Tameka Ridgeway said she was shocked when she was phoned and told one of Tasmania’s worst criminals, Jamie John Curtis, had successfully applied to have his electronic monitoring device removed. “I was in total disbelief,” Ms Ridgeway said. “There was no forewarning about it, no one told me he had applied to have it removed.
“It was my one peace of mind and for his other victims too.
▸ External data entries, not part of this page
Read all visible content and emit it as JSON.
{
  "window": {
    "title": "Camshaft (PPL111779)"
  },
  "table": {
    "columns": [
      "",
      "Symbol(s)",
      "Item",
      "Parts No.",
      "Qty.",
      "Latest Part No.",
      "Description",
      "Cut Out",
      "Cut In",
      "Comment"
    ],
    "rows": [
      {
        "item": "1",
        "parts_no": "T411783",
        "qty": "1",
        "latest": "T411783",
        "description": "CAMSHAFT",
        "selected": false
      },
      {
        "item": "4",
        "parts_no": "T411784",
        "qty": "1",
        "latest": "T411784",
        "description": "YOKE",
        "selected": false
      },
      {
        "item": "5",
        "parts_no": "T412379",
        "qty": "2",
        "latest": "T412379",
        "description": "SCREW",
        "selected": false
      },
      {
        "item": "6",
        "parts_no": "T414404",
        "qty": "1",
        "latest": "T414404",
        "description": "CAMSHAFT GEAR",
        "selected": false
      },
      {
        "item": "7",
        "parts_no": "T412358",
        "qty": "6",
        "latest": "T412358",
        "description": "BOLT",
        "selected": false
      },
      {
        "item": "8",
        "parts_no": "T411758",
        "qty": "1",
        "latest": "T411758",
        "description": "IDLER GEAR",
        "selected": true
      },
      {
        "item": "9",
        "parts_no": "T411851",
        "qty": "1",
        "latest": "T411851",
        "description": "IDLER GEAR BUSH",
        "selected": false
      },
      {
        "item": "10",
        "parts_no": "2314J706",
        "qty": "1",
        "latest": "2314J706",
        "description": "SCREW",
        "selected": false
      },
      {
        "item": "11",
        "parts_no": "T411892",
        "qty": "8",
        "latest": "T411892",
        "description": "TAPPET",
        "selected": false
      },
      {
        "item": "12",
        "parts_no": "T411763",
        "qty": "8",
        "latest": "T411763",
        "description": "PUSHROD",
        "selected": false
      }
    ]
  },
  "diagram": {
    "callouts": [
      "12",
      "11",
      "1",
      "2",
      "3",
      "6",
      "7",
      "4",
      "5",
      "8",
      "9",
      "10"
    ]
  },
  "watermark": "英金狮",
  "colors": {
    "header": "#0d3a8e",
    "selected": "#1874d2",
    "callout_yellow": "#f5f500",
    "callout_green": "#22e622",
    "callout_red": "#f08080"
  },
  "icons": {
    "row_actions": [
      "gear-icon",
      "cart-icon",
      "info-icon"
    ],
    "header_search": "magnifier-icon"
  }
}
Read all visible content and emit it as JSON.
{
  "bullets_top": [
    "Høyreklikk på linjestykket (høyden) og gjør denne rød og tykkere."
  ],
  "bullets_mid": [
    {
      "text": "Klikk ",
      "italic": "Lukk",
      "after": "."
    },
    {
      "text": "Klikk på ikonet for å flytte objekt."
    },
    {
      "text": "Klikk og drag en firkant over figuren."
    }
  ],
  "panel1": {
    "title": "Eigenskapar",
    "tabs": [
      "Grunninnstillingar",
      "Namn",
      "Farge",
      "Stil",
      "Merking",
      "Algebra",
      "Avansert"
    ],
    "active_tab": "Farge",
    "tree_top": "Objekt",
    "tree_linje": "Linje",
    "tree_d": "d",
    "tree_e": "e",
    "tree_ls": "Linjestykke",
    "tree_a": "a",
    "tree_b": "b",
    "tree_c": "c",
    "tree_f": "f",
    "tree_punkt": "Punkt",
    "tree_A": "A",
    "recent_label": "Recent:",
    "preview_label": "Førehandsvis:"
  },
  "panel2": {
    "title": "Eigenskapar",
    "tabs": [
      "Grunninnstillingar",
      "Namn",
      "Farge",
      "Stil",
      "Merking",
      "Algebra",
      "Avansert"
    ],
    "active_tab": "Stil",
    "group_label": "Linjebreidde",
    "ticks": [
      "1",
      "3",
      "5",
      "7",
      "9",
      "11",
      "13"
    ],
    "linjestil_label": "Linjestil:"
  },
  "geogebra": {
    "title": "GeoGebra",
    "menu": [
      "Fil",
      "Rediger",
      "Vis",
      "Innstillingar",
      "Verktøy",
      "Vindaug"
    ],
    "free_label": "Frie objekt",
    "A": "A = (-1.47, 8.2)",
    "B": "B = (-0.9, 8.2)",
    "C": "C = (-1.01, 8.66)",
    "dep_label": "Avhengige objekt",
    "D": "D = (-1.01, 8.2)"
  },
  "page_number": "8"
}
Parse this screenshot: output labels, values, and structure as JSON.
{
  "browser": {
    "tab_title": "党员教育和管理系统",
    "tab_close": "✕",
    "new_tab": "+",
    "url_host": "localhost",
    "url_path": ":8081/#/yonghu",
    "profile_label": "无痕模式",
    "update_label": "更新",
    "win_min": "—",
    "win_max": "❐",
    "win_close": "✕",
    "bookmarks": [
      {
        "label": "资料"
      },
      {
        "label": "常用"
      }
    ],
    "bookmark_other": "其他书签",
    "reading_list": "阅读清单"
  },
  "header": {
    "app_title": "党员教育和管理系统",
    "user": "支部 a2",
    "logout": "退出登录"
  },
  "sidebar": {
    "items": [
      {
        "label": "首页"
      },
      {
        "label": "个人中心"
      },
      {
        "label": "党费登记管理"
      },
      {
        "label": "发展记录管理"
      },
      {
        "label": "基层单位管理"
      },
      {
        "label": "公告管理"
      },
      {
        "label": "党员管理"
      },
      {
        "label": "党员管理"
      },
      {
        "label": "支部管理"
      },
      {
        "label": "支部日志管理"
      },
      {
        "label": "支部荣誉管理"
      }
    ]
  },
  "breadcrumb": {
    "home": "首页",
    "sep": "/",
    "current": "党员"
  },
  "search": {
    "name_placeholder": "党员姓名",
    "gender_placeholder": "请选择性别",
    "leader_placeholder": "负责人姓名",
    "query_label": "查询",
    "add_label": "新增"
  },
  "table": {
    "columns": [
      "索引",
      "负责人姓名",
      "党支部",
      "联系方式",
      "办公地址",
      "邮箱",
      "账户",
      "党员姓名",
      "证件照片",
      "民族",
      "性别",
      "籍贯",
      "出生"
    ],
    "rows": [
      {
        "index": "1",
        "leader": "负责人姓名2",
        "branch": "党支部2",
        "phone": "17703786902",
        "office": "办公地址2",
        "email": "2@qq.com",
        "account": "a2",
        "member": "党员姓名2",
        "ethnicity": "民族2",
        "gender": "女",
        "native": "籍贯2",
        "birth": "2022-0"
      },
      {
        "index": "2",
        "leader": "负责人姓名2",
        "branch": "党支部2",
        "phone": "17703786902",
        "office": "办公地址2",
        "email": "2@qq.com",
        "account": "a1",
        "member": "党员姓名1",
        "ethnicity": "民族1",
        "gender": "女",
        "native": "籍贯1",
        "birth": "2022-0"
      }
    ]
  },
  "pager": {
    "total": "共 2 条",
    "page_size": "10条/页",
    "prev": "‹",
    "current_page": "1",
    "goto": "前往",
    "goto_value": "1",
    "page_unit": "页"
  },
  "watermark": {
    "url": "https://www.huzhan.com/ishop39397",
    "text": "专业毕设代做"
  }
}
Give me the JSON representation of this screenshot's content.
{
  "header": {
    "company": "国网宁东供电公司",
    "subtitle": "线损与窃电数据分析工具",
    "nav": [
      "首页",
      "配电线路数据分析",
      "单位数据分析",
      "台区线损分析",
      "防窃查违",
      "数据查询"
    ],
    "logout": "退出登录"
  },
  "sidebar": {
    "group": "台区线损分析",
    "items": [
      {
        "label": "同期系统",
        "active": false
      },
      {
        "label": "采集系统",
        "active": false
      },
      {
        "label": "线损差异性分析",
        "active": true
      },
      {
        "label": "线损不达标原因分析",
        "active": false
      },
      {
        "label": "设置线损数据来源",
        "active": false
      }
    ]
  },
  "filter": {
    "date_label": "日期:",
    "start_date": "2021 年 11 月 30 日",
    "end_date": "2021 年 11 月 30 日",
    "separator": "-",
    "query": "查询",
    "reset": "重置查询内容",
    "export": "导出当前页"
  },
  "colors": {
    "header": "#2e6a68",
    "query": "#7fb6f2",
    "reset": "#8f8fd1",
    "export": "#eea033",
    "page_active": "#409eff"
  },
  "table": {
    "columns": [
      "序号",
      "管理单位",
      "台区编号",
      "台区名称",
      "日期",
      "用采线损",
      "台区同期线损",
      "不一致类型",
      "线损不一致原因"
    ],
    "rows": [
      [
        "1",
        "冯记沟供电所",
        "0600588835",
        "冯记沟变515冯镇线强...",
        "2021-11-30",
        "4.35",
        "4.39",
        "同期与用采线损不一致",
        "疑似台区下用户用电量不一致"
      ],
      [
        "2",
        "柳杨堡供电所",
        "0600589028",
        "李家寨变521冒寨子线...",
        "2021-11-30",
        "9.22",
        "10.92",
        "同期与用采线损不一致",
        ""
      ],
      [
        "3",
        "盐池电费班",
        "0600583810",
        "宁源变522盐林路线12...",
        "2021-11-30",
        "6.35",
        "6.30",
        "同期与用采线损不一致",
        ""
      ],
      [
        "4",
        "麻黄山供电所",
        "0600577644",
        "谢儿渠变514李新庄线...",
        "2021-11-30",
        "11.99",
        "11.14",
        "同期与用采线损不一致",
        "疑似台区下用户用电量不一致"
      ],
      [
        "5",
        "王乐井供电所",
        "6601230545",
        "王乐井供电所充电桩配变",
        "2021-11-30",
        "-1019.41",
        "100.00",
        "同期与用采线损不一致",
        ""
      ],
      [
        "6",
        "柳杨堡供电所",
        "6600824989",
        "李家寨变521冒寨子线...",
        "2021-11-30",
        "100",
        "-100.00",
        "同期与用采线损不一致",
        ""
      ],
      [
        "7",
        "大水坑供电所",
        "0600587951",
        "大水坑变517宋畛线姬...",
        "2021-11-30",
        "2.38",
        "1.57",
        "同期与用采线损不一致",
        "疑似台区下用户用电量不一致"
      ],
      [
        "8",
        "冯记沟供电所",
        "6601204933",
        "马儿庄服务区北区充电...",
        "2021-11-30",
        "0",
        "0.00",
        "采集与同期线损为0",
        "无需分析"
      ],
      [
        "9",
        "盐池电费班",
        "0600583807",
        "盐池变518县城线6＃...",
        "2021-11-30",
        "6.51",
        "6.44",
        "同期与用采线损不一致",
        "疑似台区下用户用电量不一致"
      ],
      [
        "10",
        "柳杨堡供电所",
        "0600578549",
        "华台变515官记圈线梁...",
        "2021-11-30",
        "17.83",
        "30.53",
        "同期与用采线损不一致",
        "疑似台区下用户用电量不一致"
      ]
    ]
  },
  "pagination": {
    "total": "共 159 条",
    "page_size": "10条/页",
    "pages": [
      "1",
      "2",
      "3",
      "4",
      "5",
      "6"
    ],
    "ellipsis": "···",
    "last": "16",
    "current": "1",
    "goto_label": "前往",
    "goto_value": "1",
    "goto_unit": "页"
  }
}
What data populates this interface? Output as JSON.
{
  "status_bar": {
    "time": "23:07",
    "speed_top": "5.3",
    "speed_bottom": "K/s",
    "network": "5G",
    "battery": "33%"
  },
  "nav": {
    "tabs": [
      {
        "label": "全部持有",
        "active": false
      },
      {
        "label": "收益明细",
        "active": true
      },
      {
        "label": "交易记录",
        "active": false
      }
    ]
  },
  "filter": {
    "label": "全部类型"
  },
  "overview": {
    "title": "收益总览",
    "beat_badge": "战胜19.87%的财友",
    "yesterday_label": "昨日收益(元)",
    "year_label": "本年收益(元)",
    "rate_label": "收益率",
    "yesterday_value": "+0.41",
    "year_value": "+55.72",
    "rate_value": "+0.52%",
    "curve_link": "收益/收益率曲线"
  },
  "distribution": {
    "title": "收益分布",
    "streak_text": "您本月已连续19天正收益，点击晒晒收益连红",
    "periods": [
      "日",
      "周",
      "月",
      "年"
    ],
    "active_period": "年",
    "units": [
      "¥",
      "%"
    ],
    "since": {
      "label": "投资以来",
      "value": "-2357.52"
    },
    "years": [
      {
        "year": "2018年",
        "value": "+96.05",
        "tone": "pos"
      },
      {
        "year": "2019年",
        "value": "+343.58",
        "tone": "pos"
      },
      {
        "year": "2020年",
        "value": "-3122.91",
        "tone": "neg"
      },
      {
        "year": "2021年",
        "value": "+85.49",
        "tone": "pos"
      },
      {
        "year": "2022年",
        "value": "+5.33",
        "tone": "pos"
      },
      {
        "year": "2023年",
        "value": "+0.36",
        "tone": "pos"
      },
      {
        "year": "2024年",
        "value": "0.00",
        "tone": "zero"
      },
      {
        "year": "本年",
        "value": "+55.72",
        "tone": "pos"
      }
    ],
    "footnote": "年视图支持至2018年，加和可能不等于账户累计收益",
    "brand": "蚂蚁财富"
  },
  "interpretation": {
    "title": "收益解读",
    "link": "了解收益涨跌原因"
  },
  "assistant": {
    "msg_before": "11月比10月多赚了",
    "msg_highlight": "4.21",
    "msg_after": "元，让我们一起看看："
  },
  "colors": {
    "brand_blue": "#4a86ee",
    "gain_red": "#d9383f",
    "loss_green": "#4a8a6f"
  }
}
Now that reassurance has been taken away.”
Curtis was in Risdon Prison since 1986 for stabbing Dean Allie to death, repeatedly raping Ms Ridgeway and abducting a 15-year-old paper delivery girl.
He was first released on parole in 2018 and began work at a butcher’s shop before he returned to prison on fresh offences before again being granted parole early last year.
Ms Ridgeway said she was called and later emailed by the government’s victims support unit just days before the monitor was removed last Wednesday.
Mr Barns said the Parole Board’s decision on Curtis would have been “very thorough”.
“If a prisoner has completed their sentence it is unfair to keep restrictions on them,” he said. “One can always sympathise with the concerns of victims but if someone is doing well and complying with their restrictions they should be rewarded.
“The authorities have decided that he no longer requires electronic surveillance, which should only be used sparingly.”
However, Ms Ridgeway said she was worried she may run into Curtis in the street and would not be safe. “We don’t know where he is,” she said. “There are orders in place that he not enter Glenorchy but he has broken parole in the past and could quite easily again.”
A Tasmanian government spokesman said the government understood Ms Ridgeway’s concerns but the Parole Board was an independent statutory body and “makes decisions independently of government”. “However, we are always open to listening to victim-survivors and considering what more can be done to support them, as we have in the past,” he said.
A Department of Justice spokesman said the Parole Board “does not comment on individual matters”.
“Victims are provided an opportunity to make a submission to the board when an application for parole is considered and this information is retained and considered by the board when any requests for variation of parole are made,” he said.